CSV file are made up of rows and columns, like this:
| NAME | AGE | ROOM |
| ---------------------|
| Kaleb | 15 | 256 |
| ---------------------|
| John | 15 | 257 |
| ---------------------|
| Anna | 16 | 269 |
Where the vertical elements are columns, and the horizontal elements are rows. Rows contain many types of data, like name/age/room. Columns contain only one type of data, like name.
Moving on, here is an example function to read the CSV.
Please carefully study the code.
def read_csv(csv_file):
data = []
with open(csv_file, 'r') as f:
# create a list of rows in the CSV file
rows = f.readlines()
# strip white-space and newlines
rows = list(map(lambda x:x.strip(), rows))
for row in rows:
# further split each row into columns assuming delimiter is comma
row = row.split(',')
# append to data-frame our new row-object with columns
data.append(row)
return data
Now why would I do that? Well, this function allows you to access your CSV file by row/column. Meaning it is easier to index. Look at this example using the above function:
csvFile = 'test.csv'
# invoke our function
data = read_csv(csvFile)
# get row 1, column 2 of file
print(data[1][2])
# get entirety of row 2
print(data[2])
# get row 0, columns 1 & 2
print(data[0][1], data[0][2])
As you can see, we can easily access different parts of the file by using our read_csv()
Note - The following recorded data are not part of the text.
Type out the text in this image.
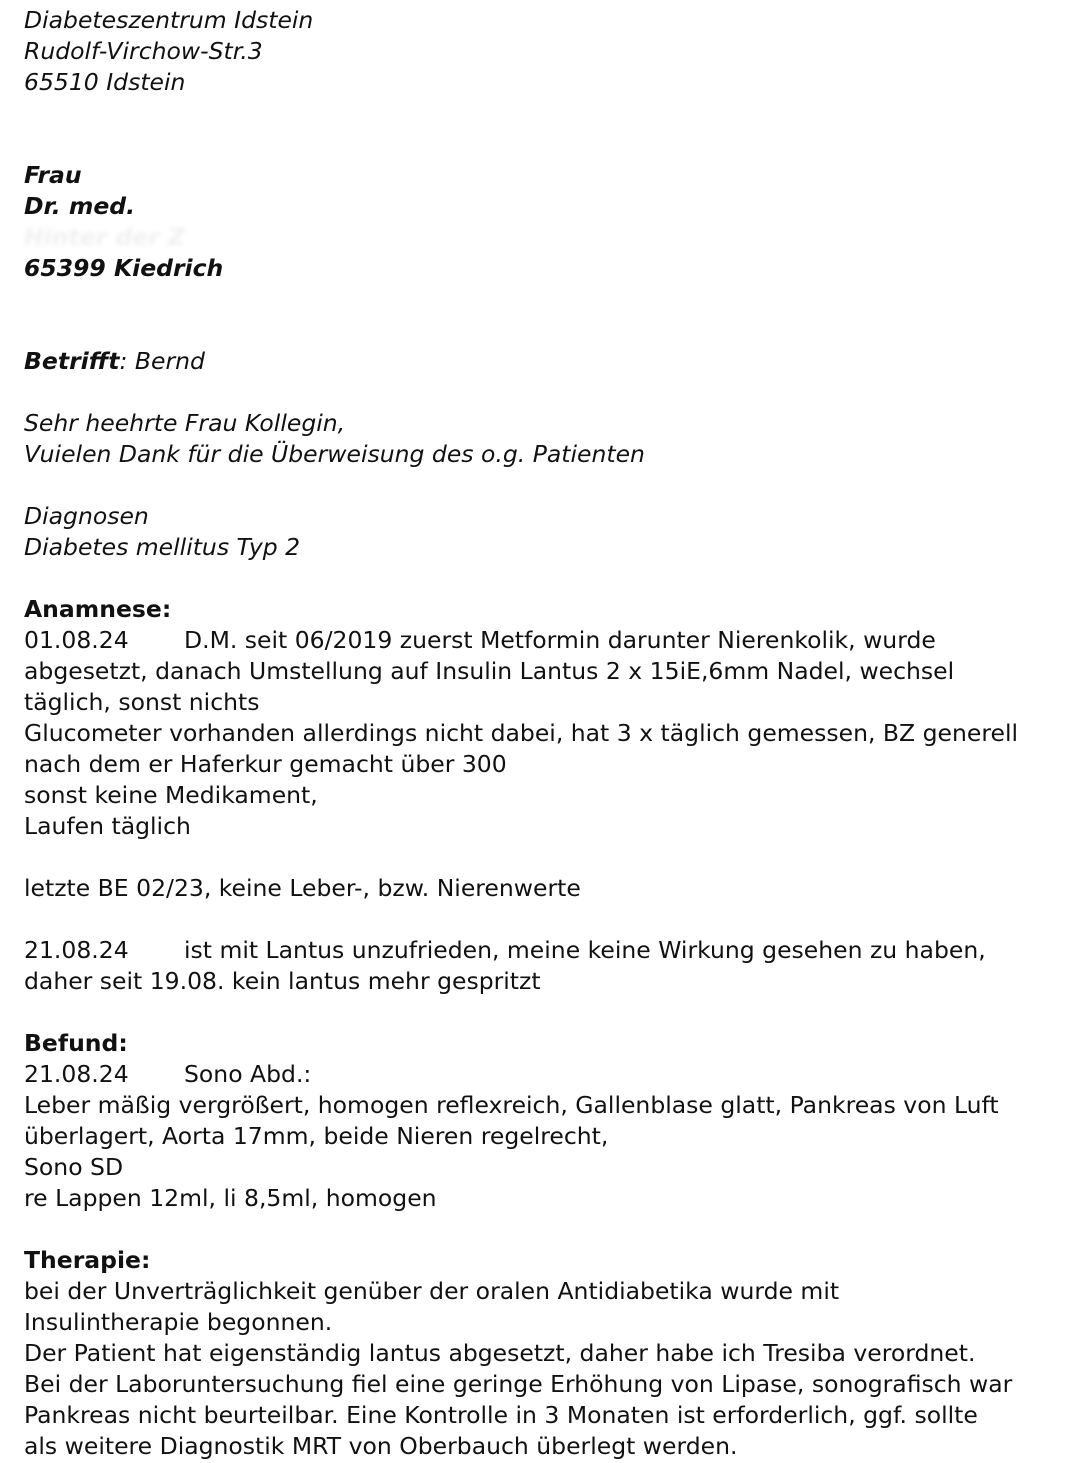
Diabeteszentrum Idstein
Rudolf-Virchow-Str.3
65510 Idstein
Frau
Dr. med.
Hinter der Z
65399 Kiedrich
Betrifft: Bernd
Sehr heehrte Frau Kollegin,
Vuielen Dank für die Überweisung des o.g. Patienten
Diagnosen
Diabetes mellitus Typ 2
Anamnese:
01.08.24 D.M. seit 06/2019 zuerst Metformin darunter Nierenkolik, wurde
abgesetzt, danach Umstellung auf Insulin Lantus 2 x 15iE,6mm Nadel, wechsel
täglich, sonst nichts
Glucometer vorhanden allerdings nicht dabei, hat 3 x täglich gemessen, BZ generell
nach dem er Haferkur gemacht über 300
sonst keine Medikament,
Laufen täglich
letzte BE 02/23, keine Leber-, bzw. Nierenwerte
21.08.24 ist mit Lantus unzufrieden, meine keine Wirkung gesehen zu haben,
daher seit 19.08. kein lantus mehr gespritzt
Befund:
21.08.24 Sono Abd.:
Leber mäßig vergrößert, homogen reflexreich, Gallenblase glatt, Pankreas von Luft
überlagert, Aorta 17mm, beide Nieren regelrecht,
Sono SD
re Lappen 12ml, li 8,5ml, homogen
Therapie:
bei der Unverträglichkeit genüber der oralen Antidiabetika wurde mit
Insulintherapie begonnen.
Der Patient hat eigenständig lantus abgesetzt, daher habe ich Tresiba verordnet.
Bei der Laboruntersuchung fiel eine geringe Erhöhung von Lipase, sonografisch war
Pankreas nicht beurteilbar. Eine Kontrolle in 3 Monaten ist erforderlich, ggf. sollte
als weitere Diagnostik MRT von Oberbauch überlegt werden.
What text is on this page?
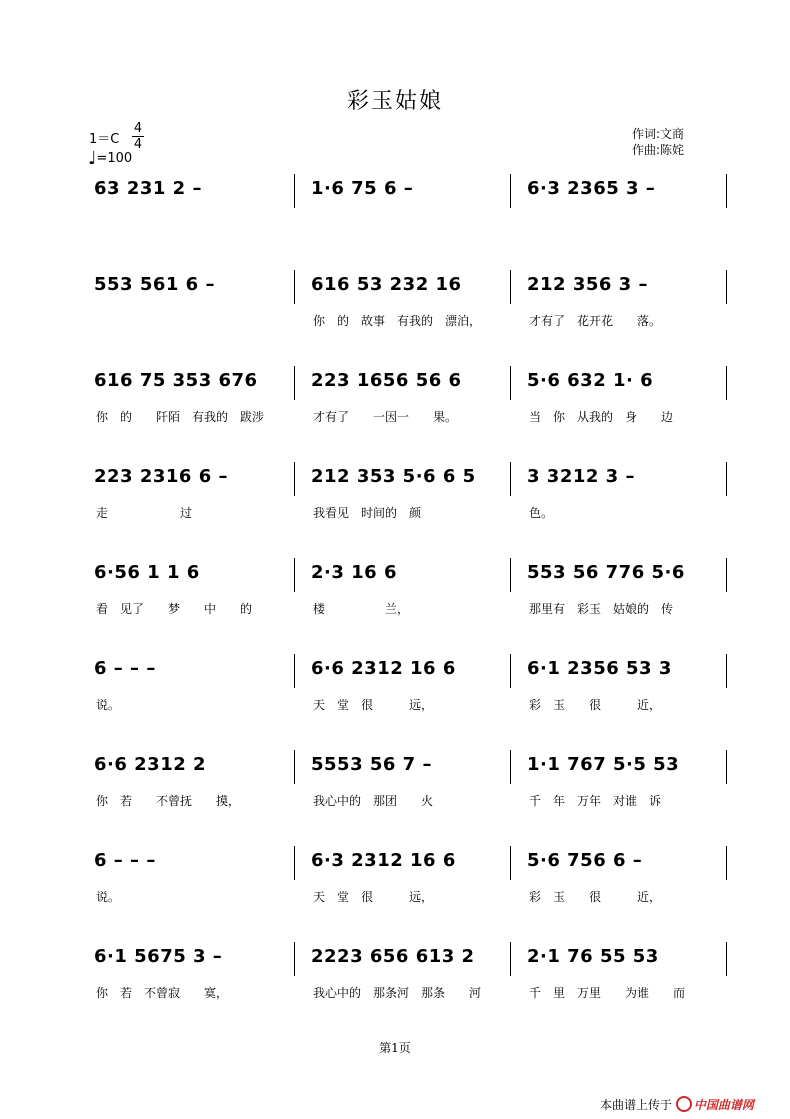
彩玉姑娘
1＝C
4
4
♩=100
作词:文商
作曲:陈姹
63 231 2 –	1·6 75 6 –	6·3 2365 3 –
553 561 6 –	616 53 232 16	212 356 3 –
你　的　故事　有我的　漂泊，	才有了　花开花　　落。
616 75 353 676	223 1656 56 6	5·6 632 1· 6
你　的　　阡陌　有我的　跋涉	才有了　　一因一　　果。	当　你　从我的　身　　边
223 2316 6 –	212 353 5·6 6 5	3 3212 3 –
走　　　　　　过	我看见　时间的　颜	色。
6·56 1 1 6	2·3 16 6	553 56 776 5·6
看　见了　　梦　　中　　的	楼　　　　　兰，	那里有　彩玉　姑娘的　传
6 – – –	6·6 2312 16 6	6·1 2356 53 3
说。	天　堂　很　　　远，	彩　玉　　很　　　近，
6·6 2312 2	5553 56 7 –	1·1 767 5·5 53
你　若　　不曾抚　　摸，	我心中的　那团　　火	千　年　万年　对谁　诉
6 – – –	6·3 2312 16 6	5·6 756 6 –
说。	天　堂　很　　　远，	彩　玉　　很　　　近，
6·1 5675 3 –	2223 656 613 2	2·1 76 55 53
你　若　不曾寂　　寞，	我心中的　那条河　那条　　河	千　里　万里　　为谁　　而
第1页
本曲谱上传于 中国曲谱网
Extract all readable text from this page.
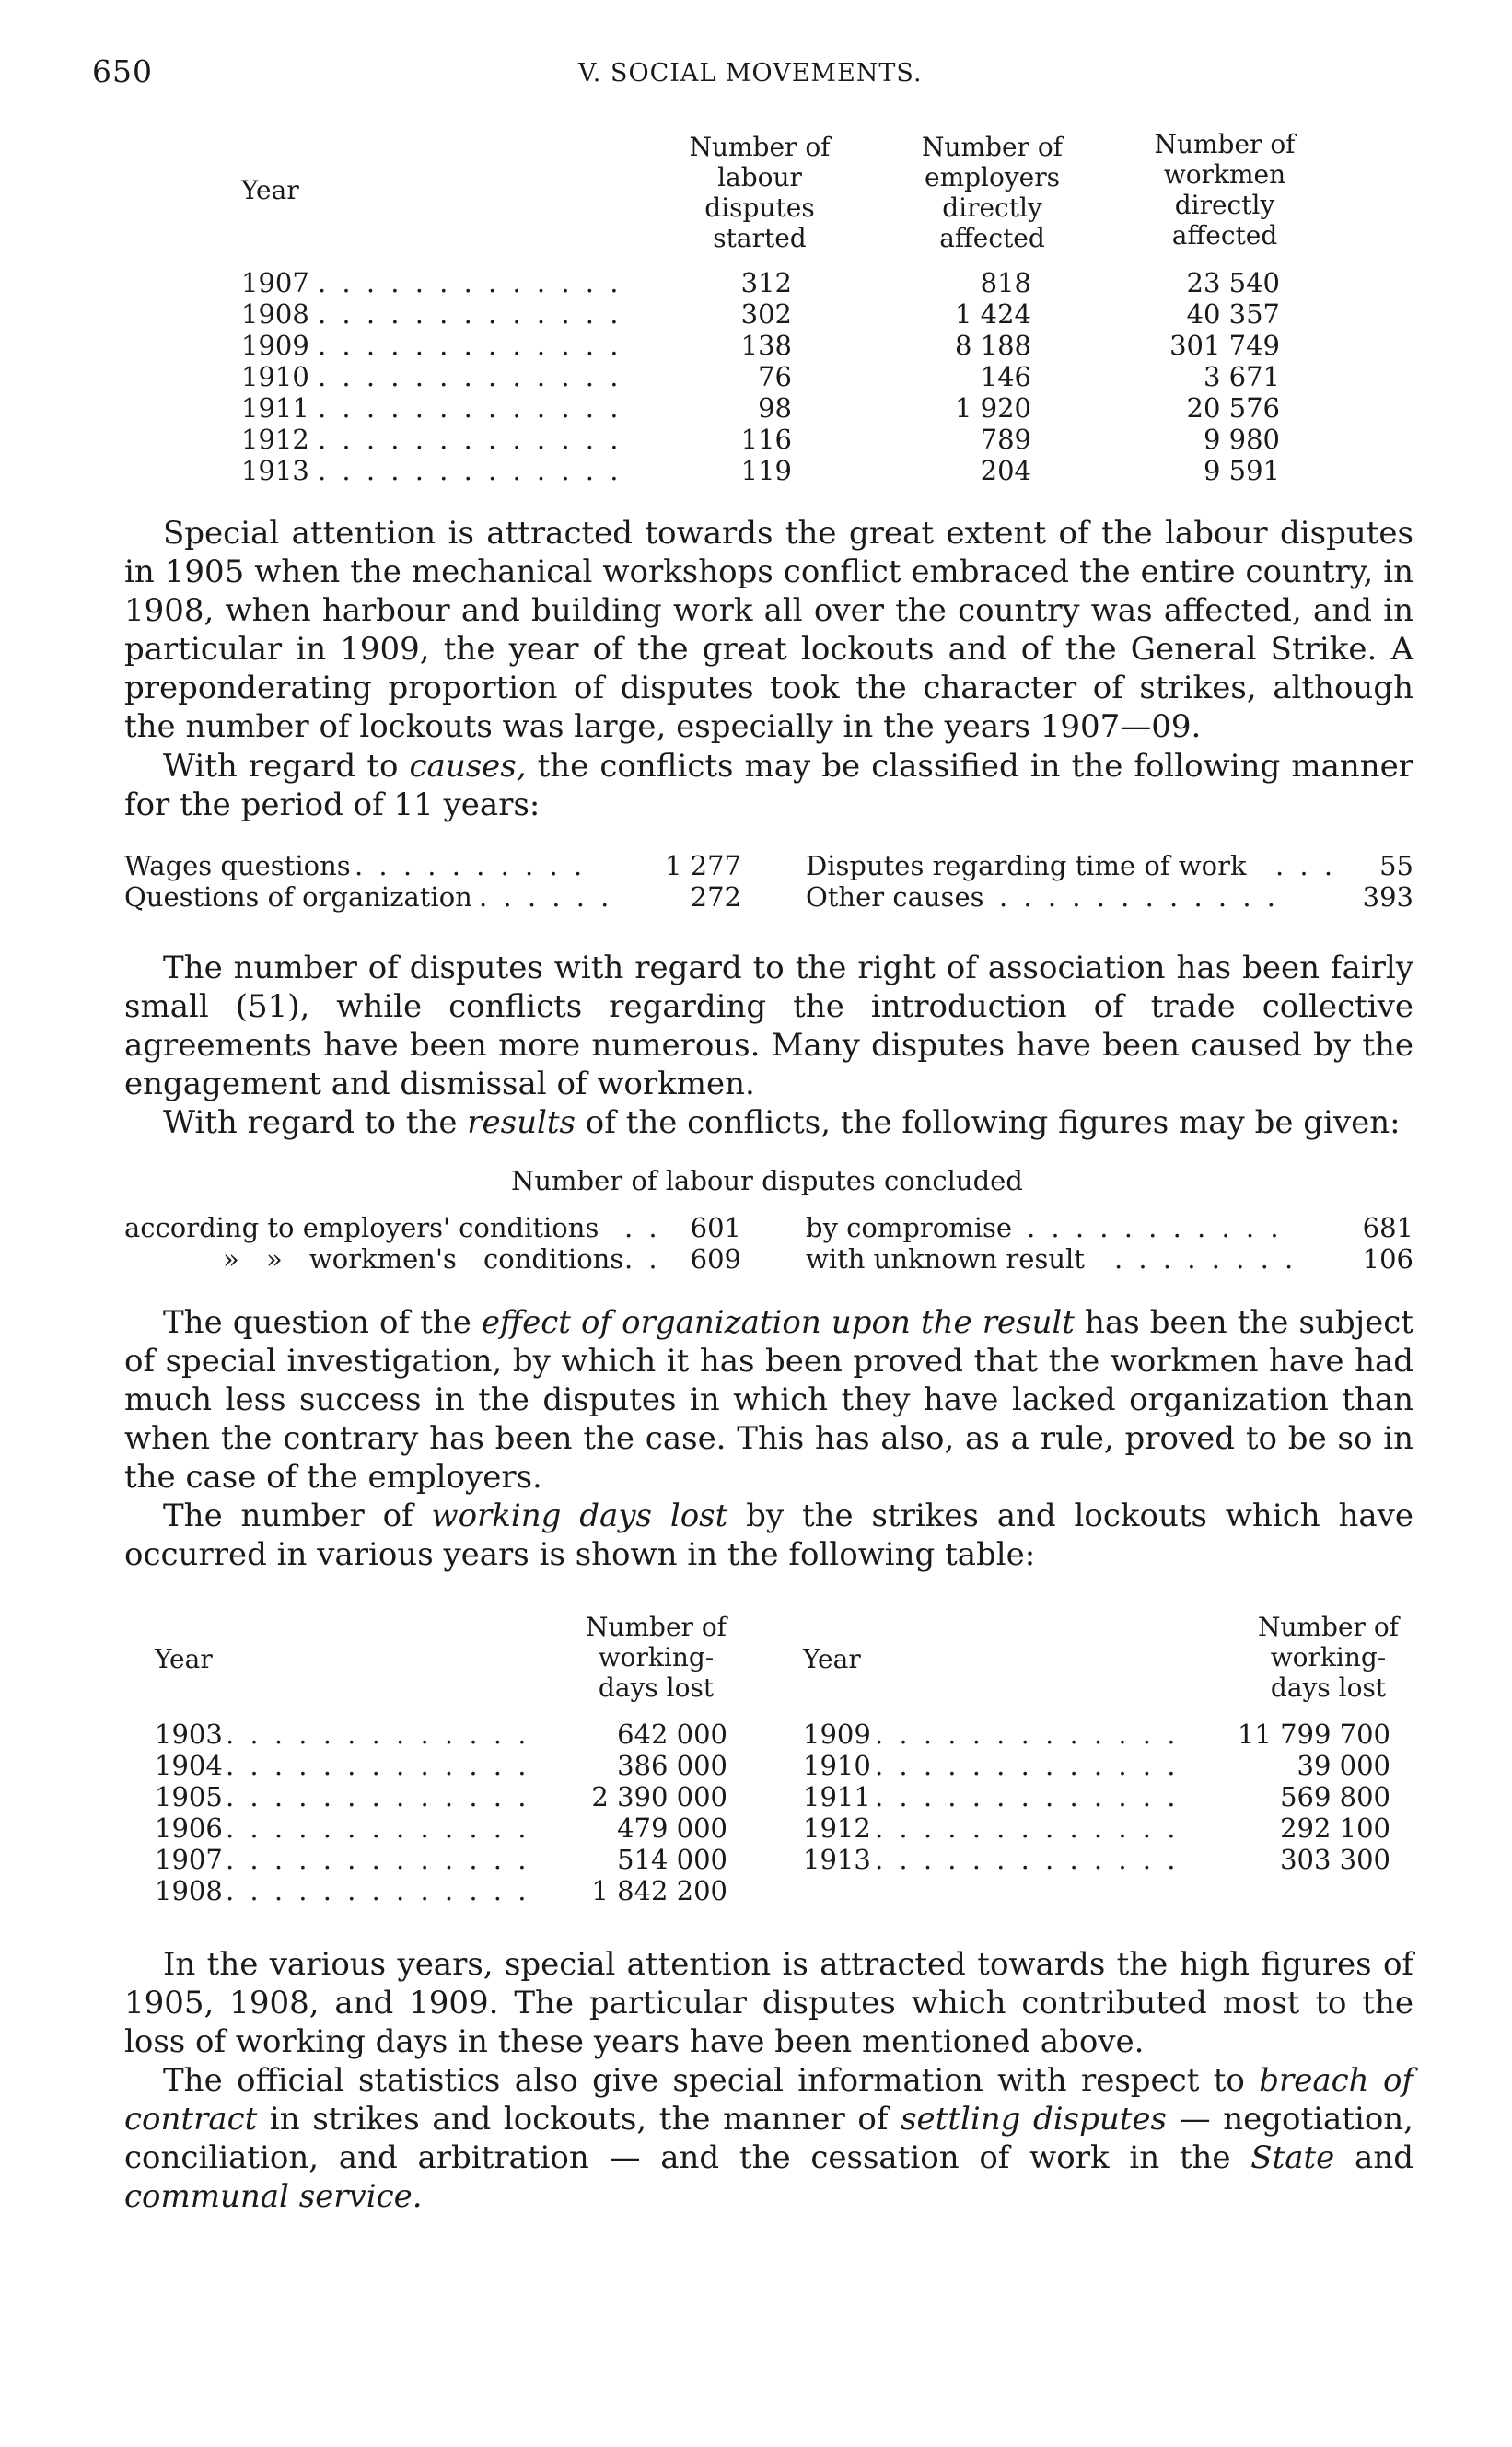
650	V. SOCIAL MOVEMENTS.
Year
Number of labour disputes started
Number of employers directly affected
Number of workmen directly affected
1907 . . . . . . . . . . . . .	312	818	23 540
1908 . . . . . . . . . . . . .	302	1 424	40 357
1909 . . . . . . . . . . . . .	138	8 188	301 749
1910 . . . . . . . . . . . . .	76	146	3 671
1911 . . . . . . . . . . . . .	98	1 920	20 576
1912 . . . . . . . . . . . . .	116	789	9 980
1913 . . . . . . . . . . . . .	119	204	9 591
Special attention is attracted towards the great extent of the labour disputes in 1905 when the mechanical workshops conflict embraced the entire country, in 1908, when harbour and building work all over the country was affected, and in particular in 1909, the year of the great lockouts and of the General Strike. A preponderating proportion of disputes took the character of strikes, although the number of lockouts was large, especially in the years 1907—09.
With regard to causes, the conflicts may be classified in the following manner for the period of 11 years:
Wages questions . . . . . . . . . .	1 277
Questions of organization . . . . . .	272
Disputes regarding time of work	. . .	55
Other causes . . . . . . . . . . . .	393
The number of disputes with regard to the right of association has been fairly small (51), while conflicts regarding the introduction of trade collective agreements have been more numerous. Many disputes have been caused by the engagement and dismissal of workmen.
With regard to the results of the conflicts, the following figures may be given:
Number of labour disputes concluded
according to employers' conditions . .	601
» » workmen's conditions . .	609
by compromise . . . . . . . . . . .	681
with unknown result . . . . . . . .	106
The question of the effect of organization upon the result has been the subject of special investigation, by which it has been proved that the workmen have had much less success in the disputes in which they have lacked organization than when the contrary has been the case. This has also, as a rule, proved to be so in the case of the employers.
The number of working days lost by the strikes and lockouts which have occurred in various years is shown in the following table:
Year
Number of working-days lost
Year
Number of working-days lost
1903 . . . . . . . . . . . . .	642 000
1904 . . . . . . . . . . . . .	386 000
1905 . . . . . . . . . . . . .	2 390 000
1906 . . . . . . . . . . . . .	479 000
1907 . . . . . . . . . . . . .	514 000
1908 . . . . . . . . . . . . .	1 842 200
1909 . . . . . . . . . . . . . 11 799 700
1910 . . . . . . . . . . . . .	39 000
1911 . . . . . . . . . . . . .	569 800
1912 . . . . . . . . . . . . .	292 100
1913 . . . . . . . . . . . . .	303 300
In the various years, special attention is attracted towards the high figures of 1905, 1908, and 1909. The particular disputes which contributed most to the loss of working days in these years have been mentioned above.
The official statistics also give special information with respect to breach of contract in strikes and lockouts, the manner of settling disputes — negotiation, conciliation, and arbitration — and the cessation of work in the State and communal service.
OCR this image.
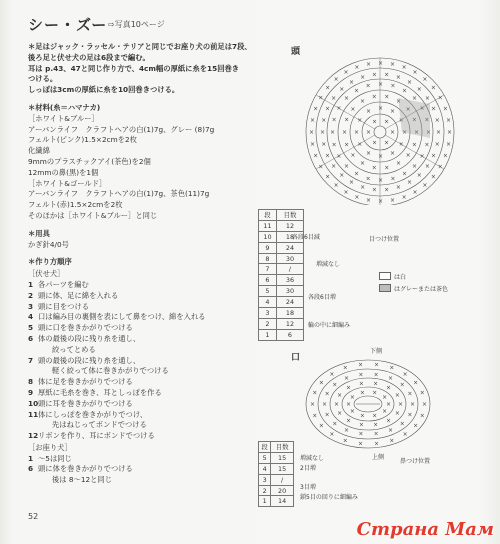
シー・ズー ⇨写真10ページ
＊足はジャック・ラッセル・テリアと同じでお座り犬の前足は7段、
後ろ足と伏せ犬の足は6段まで編む。
耳は p.43、47と同じ作り方で、4cm幅の厚紙に糸を15回巻き
つける。
しっぽは3cmの厚紙に糸を10回巻きつける。
＊材料(糸＝ハマナカ)
［ホワイト&ブルー］
アーバンライフ　クラフトヘアの白(1)7g、グレー (8)7g
フェルト(ピンク)1.5×2cmを2枚
化繊綿
9mmのプラスチックアイ(茶色)を2個
12mmの鼻(黒)を1個
［ホワイト&ゴールド］
アーバンライフ　クラフトヘアの白(1)7g、茶色(11)7g
フェルト(赤)1.5×2cmを2枚
そのほかは［ホワイト&ブルー］と同じ
＊用具
かぎ針4/0号
＊作り方順序
［伏せ犬］
1 各パーツを編む
2 頭に体、足に綿を入れる
3 頭に目をつける
4 口は編み目の裏側を表にして鼻をつけ、綿を入れる
5 頭に口を巻きかがりでつける
6 体の最後の段に残り糸を通し、
絞ってとめる
7 頭の最後の段に残り糸を通し、
軽く絞って体に巻きかがりでつける
8 体に足を巻きかがりでつける
9 厚紙に毛糸を巻き、耳としっぽを作る
10 頭に耳を巻きかがりでつける
11 体にしっぽを巻きかがりでつけ、
先はねじってボンドでつける
12 リボンを作り、耳にボンドでつける
［お座り犬］
1 〜5は同じ
6 頭に体を巻きかがりでつける
後は 8〜12と同じ
52
頭
×
×
×
×
× ×
×
×
×
×
×
×
×
×
× × ×
×
×
×
×
×
×
×
×
×
×
×
×
×
×
× ×
×
×
×
×
×
×
×
×
×
×
×
×
×
×
×
×
×
×
×
×
× × ×
×
×
×
×
×
×
×
×
×
×
×
×
×
×
×
×
×
×
×
×
×
×
×
×
×
× × × ×
×
×
×
×
×
×
×
×
×
×
×
×
×
×
×
×
×
×
×
×
×
×
×
×
×
×
×
×
×
×
× × × × ×
×
×
×
×
×
×
各段6目減	目つけ位置
増減なし
各段6目増
輪の中に細編み
段	目数
11	12
10	18
9	24
8	30
7	/
6	36
5	30
4	24
3	18
2	12
1	6
は白
はグレーまたは茶色
口
下側
×
×
×
×
×
×
×
× ×
×
×
×
×
×
×
×
×
×
×
×
× ×
×
×
×
×
×
×
×
×
×
×
×
×
×
×
×
× ×
×
×
×
×
×
×
×
×
×
×
×
×
×
×
×
×
×
×
× × × ×
×
×
×
上側
鼻つけ位置
段	目数
5	15
4	15
3	/
2	20
1	14
増減なし
2目増
3目増
鎖5目の回りに細編み
Страна Мам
function and creating a nested-list object. Finally, if you want to print to the entire file, you simply use a for loop after creating the data-object.
data = read_csv(csvFile)
for row in data:
print(row)
In conclusion, Pandas is great for big-data science, but if you just
want to read/access the CSV, this function is just fine. No need to install big packages for little tasks, unless of course you want to :) .
Good luck!